In that mud it was only normal damage (with a size criteria that had to be met), but it is a fun and very valid Giant way to attack. Grapple them, toss them in the bag and slam the bag a few times. So unfair its hilarious.

Other then that, I like the idea. The Giant PC's will be fish out of water, almost no tech makes sense to them, with pleny of opportunities to stand in the center and to get hit by racial prejusticies.

bosssmiley
2008-04-09, 01:29 PM
Take a giant. Totally ignore the rampant and unjust character gimping that is the ECL/LA system. Add 1 to its' CR (for it being a PC, rather than an encounter). Play it as a character of that level. Add class levels to suit.

Anyone wants to go "waaaaaah!" about someone playing a non-LA giant can compare it to a Batman wizard or CoDzilla of the same CR, then go be quiet. As a giant you're basically playing a warrior with big reach, lots of HP and rock-throwing.

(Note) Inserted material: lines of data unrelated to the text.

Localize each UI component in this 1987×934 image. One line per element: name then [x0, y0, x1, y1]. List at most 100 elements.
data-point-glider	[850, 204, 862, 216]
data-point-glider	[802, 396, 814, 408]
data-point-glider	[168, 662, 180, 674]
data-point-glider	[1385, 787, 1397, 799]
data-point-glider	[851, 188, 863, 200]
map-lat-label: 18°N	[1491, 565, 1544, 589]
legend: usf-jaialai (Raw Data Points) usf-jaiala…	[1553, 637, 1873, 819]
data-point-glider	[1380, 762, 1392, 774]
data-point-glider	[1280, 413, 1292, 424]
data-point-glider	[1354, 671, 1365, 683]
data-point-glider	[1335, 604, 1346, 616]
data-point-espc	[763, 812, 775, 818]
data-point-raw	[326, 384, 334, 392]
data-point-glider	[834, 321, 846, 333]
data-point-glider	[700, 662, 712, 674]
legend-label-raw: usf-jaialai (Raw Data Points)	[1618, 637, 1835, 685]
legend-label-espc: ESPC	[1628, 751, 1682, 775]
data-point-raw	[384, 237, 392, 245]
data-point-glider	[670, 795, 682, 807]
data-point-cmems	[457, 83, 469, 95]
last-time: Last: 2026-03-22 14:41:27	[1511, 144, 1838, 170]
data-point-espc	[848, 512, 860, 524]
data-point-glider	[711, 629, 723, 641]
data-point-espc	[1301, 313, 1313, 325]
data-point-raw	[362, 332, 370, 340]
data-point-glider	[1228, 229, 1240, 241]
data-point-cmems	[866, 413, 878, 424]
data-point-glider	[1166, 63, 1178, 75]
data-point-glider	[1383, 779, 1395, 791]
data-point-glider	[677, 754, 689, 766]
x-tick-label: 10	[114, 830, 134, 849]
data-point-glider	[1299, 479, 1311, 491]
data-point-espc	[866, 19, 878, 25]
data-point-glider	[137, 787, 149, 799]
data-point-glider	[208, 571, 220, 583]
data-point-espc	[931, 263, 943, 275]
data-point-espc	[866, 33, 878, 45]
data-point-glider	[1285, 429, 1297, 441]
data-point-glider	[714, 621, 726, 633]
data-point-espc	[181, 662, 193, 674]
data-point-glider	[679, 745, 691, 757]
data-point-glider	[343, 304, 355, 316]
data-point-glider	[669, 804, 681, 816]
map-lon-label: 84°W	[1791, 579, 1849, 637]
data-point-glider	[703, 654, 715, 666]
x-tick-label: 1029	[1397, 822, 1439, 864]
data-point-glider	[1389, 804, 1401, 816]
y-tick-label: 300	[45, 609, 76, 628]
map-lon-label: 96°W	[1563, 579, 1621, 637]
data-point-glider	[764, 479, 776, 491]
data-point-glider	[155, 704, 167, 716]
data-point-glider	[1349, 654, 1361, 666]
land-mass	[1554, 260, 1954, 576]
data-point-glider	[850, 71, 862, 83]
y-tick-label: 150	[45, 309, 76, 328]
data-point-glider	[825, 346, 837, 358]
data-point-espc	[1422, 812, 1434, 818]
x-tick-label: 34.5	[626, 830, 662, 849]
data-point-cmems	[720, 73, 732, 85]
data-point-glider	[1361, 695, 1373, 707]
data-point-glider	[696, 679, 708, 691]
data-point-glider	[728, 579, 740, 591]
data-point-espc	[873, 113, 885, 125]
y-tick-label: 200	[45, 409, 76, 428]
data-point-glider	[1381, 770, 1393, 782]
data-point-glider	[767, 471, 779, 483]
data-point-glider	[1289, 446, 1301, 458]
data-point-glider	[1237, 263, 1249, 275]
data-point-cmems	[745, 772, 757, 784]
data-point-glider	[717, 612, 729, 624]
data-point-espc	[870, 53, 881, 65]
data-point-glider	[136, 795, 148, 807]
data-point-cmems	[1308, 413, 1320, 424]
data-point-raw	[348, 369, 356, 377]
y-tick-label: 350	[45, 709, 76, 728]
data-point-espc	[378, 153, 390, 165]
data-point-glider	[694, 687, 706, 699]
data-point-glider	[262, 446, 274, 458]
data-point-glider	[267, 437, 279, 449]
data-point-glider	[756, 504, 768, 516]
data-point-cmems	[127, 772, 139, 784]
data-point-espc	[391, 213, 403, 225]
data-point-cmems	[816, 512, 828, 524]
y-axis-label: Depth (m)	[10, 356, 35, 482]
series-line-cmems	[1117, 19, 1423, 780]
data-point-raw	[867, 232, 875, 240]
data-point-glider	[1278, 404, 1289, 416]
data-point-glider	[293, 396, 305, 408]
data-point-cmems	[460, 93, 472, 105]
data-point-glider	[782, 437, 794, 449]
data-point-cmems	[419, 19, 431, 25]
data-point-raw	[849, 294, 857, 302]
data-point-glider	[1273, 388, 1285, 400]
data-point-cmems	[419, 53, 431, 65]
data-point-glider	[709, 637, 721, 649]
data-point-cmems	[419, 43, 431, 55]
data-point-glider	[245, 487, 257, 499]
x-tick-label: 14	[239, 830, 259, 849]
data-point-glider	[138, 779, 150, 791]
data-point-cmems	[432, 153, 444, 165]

You're on a par with other characters of the equivalent level that aren't totally b0rked by the system to begin with (like the poor old PHB fighter, monk, etc.).

(after K/Frank Trollman's "Races of War")

Yakk
2008-04-09, 02:35 PM
Giant Base Racial Class:
d12 HD
+1/2 BaB
+1/3 all saves
+5 Racial fortitude save
+2 strength every odd level
+2 con every even level
2 skill points per level, limited skill list.
Minimal weapon/armor proficiency (like a commoner).

Special:
Each level of Giant Racial Class grants +1 effective class level for the purposes of class features of one other class. This can no more than double the level of the target class.

Class features include:
Special abilities and bonus feats gained when gaining levels.
Spellcaster levels
BaB over +1/2, saves over +1/3 (these replace a level of Giant BaB/Saves).
HD over 1d4. Each HD size over 1d4 adds +1 HP to the giant.
Skill points over 2 per level.

...

Next, add in sub-giant racial PrCs that add in racial abilities, or just give out powers along those lines by race.

Start the party off as level 5 giants/level 1 adventuring class.

nerulean
2008-04-09, 04:16 PM
We played an entire campaign as dragons of different colours, all at the same age category and all with the same number of class levels. We went up an age category a session, and by the end we were fighting some sickeningly epic NPCs, but it was hilarious fun.

The only discrepancy we had in the group was when the silver dragon took beguiler and the copper took rogue: the silver dragon's higher hit dice meant higher skill caps, so he outclassed the rogue when it came to their shared class skills, which was all of them. Maybe knock a couple of hit dice off some, or let the others take more class levels to equal them out, but overall don't downpower your giants, upgrade your everything elses.